Blue Dome feeling the blues

Future of popular QIA youth centre in the hands of board members after seven successful but bumpy months



Raurri Qajaaq Ellsworth admits the blue dome youth centre has had its problems. But like a teen growing into maturity, he says the youth centre will learn from its mistakes.

Ellsworth should know. He was once a teen with attitude, he says. But the Qikiqtani Inuit Association youth coordinator has come a long way since then.

The dome youth centre closed for Christmas on Dec. 19, but vandals interrupted plans to re-open in early January.

“We wanted it closed for the Christmas holidays, so people could hang out with their families,” Ellsworth said.

A break-in on Dec. 31 was the seventh break and enter in as many months. Nothing was stolen but the vandals smashed audio, video and computer equipment worth several thousand dollars.

After the December incident, Ellsworth decided to close the center for renovations.
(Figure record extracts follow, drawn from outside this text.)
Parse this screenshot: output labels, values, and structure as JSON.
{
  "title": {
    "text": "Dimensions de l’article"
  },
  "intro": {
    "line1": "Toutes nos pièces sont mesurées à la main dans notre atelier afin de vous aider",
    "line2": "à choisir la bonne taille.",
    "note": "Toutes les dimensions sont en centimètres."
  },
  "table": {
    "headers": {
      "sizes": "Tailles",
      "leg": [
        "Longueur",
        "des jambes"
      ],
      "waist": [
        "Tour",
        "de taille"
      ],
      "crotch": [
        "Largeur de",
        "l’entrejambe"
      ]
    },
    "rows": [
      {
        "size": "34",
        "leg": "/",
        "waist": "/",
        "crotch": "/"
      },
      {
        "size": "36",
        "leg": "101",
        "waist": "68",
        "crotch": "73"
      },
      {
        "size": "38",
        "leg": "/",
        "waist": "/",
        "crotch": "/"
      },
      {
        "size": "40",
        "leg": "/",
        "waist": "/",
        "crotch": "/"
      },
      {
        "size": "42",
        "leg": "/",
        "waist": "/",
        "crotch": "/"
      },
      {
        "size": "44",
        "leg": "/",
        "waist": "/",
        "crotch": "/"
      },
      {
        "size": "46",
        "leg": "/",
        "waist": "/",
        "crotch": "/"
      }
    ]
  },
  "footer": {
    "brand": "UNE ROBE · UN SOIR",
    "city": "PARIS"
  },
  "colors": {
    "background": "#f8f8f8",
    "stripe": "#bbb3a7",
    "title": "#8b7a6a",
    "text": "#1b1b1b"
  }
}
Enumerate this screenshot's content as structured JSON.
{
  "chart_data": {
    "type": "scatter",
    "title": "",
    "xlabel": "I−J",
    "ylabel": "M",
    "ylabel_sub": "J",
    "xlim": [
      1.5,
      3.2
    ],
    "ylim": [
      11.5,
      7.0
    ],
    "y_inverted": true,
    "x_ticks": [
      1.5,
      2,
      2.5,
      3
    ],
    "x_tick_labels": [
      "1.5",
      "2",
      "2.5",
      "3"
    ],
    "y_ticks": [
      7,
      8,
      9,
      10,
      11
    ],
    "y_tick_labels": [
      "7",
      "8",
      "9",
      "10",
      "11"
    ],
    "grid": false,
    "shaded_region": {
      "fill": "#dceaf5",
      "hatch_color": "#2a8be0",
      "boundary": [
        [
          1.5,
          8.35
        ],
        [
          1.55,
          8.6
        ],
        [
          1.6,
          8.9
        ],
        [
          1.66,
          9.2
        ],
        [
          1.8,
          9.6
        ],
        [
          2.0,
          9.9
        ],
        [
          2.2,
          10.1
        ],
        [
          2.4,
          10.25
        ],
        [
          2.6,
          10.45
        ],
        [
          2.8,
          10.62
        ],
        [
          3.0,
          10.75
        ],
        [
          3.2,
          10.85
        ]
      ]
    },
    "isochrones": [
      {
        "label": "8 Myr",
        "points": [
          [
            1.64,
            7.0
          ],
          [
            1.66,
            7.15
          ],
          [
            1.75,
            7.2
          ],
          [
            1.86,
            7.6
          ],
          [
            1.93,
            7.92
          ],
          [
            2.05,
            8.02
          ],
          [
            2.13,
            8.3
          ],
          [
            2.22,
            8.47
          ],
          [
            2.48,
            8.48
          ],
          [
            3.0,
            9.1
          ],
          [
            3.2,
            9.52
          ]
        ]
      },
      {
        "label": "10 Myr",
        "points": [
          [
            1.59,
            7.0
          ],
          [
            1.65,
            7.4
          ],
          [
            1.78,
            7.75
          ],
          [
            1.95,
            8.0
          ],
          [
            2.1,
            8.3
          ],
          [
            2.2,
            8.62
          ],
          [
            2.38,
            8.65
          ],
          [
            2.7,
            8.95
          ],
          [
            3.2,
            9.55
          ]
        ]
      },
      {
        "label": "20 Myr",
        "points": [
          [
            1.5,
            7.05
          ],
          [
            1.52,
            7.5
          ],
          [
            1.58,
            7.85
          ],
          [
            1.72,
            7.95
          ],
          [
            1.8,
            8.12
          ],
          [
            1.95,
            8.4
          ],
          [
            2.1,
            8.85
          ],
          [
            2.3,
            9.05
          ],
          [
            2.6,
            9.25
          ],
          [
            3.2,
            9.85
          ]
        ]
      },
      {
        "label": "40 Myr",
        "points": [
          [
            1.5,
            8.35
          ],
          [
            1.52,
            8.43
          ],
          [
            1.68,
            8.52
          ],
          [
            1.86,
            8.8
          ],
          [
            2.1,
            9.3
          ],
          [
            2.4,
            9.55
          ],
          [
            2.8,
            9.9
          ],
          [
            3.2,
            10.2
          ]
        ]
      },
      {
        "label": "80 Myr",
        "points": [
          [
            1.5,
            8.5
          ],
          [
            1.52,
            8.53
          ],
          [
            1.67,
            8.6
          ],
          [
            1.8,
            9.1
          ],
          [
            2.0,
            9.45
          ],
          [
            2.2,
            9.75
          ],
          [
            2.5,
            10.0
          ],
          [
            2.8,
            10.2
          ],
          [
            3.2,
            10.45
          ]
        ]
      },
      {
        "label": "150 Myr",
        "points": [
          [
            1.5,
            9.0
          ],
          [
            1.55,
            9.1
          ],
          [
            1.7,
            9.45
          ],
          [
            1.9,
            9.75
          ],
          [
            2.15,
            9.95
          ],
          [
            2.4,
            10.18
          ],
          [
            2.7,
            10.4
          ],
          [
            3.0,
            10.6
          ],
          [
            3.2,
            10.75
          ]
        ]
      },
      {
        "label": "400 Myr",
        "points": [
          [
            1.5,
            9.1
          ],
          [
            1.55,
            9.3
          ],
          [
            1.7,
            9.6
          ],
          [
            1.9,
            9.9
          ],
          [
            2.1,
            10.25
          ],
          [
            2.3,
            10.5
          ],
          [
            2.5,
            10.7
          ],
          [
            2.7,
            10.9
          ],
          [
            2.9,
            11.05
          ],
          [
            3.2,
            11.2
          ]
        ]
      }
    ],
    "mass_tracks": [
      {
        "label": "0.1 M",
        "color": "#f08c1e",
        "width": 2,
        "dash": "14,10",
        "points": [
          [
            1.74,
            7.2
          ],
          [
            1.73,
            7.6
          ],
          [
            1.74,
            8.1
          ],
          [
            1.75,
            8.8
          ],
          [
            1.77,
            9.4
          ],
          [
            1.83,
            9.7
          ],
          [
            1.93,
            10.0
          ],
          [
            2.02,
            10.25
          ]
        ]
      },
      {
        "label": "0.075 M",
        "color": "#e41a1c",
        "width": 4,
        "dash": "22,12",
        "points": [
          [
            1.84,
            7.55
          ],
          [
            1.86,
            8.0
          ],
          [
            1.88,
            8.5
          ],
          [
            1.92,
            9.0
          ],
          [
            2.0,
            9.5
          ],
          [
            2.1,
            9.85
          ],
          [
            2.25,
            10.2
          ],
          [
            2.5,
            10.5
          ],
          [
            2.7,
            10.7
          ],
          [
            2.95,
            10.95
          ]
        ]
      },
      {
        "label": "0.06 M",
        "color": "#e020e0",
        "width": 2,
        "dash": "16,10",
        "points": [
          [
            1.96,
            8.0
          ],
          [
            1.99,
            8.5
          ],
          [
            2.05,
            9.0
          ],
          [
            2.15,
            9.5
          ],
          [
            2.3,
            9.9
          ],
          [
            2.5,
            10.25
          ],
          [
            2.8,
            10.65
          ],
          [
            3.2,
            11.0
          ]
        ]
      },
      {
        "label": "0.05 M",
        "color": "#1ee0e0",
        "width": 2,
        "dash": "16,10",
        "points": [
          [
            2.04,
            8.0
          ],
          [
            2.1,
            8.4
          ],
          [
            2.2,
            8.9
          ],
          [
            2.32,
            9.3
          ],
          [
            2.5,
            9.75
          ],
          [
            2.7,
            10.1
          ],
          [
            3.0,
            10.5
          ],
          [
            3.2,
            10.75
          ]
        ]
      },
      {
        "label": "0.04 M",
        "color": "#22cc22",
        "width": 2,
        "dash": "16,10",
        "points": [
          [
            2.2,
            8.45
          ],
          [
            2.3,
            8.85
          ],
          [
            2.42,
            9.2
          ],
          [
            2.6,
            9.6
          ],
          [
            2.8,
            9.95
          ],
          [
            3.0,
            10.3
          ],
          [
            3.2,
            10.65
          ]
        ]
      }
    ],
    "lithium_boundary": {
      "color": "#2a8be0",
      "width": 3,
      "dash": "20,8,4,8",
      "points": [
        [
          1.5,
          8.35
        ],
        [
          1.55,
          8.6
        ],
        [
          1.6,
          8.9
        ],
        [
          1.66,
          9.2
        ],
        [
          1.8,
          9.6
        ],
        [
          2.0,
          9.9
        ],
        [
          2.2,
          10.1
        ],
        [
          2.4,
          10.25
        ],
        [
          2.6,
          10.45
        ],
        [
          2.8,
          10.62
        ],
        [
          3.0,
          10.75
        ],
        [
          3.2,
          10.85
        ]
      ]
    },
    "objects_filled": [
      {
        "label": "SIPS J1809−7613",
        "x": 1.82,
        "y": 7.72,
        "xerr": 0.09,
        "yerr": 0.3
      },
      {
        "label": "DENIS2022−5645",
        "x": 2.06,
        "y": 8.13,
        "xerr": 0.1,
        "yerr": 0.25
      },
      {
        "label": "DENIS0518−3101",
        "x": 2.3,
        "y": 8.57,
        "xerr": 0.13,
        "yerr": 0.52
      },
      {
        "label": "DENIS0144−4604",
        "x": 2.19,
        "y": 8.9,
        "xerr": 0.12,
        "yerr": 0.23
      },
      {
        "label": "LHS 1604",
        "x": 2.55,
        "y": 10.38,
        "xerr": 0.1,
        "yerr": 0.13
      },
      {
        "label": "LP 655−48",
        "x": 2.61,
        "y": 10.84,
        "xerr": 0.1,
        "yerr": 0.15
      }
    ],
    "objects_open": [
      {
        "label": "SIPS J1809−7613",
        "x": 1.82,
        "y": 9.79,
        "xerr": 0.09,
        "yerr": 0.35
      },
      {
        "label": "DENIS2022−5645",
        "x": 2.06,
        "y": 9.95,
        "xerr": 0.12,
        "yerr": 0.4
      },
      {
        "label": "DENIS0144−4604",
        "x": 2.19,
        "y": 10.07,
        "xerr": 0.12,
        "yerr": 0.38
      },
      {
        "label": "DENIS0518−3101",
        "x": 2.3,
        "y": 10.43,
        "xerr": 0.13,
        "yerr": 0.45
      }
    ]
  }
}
He’s now re-writing a management plan, with a letter of support from the City of Iqaluit, requesting another year of funding from QIA. The plan goes to QIA board members on Feb. 10.

“Parents stop me and thank me for giving their kids a place to go. I walk in and see kids playing pool, doing things they’re proud of and it’s awesome,” Ellsworth said.

Of the 200 youths who visit the dome, a core of 30 regulars would drop in daily to play pool and drink coffee. In spite of the closure, youths continue working on a suicide prevention video at Makkuttukkuvik, the city-run youth centre in the Arctic Winter Games complex. The video is part of the Canadian Association for Suicide Prevention conference in Iqaluit in May.

Ellsworth insists the dome closure has nothing to do with the RCMP’s investigation into the death of 13-year-old Jennifer Naglingniq. Naglingniq was a frequent visitor to the Dome before she was found murdered in her home on Dec. 5.

A former youth centre employee with a prior criminal record was charged in connection with the murder. The charge has since been stayed by the Crown.

Ellsworth plans to begin a new staff screening process, including criminal record checks. “Things got a little too relaxed over time. I’d like to see more structure,” he said.

Still, Ellsworth insists the good far outweighs the bad.

“It’s been a great learning experience. I’m glad we opened when we did, even if we weren’t completely ready. All the bad things that have happened, we’ll learn from,” he said.

The soup kitchen and food bank continue to operate.

Renovation plans include replacing damaged equipment and toning down the brightly painted walls, Ellsworth said.

“We want it a little more subdued and structured but we still want to be funky.”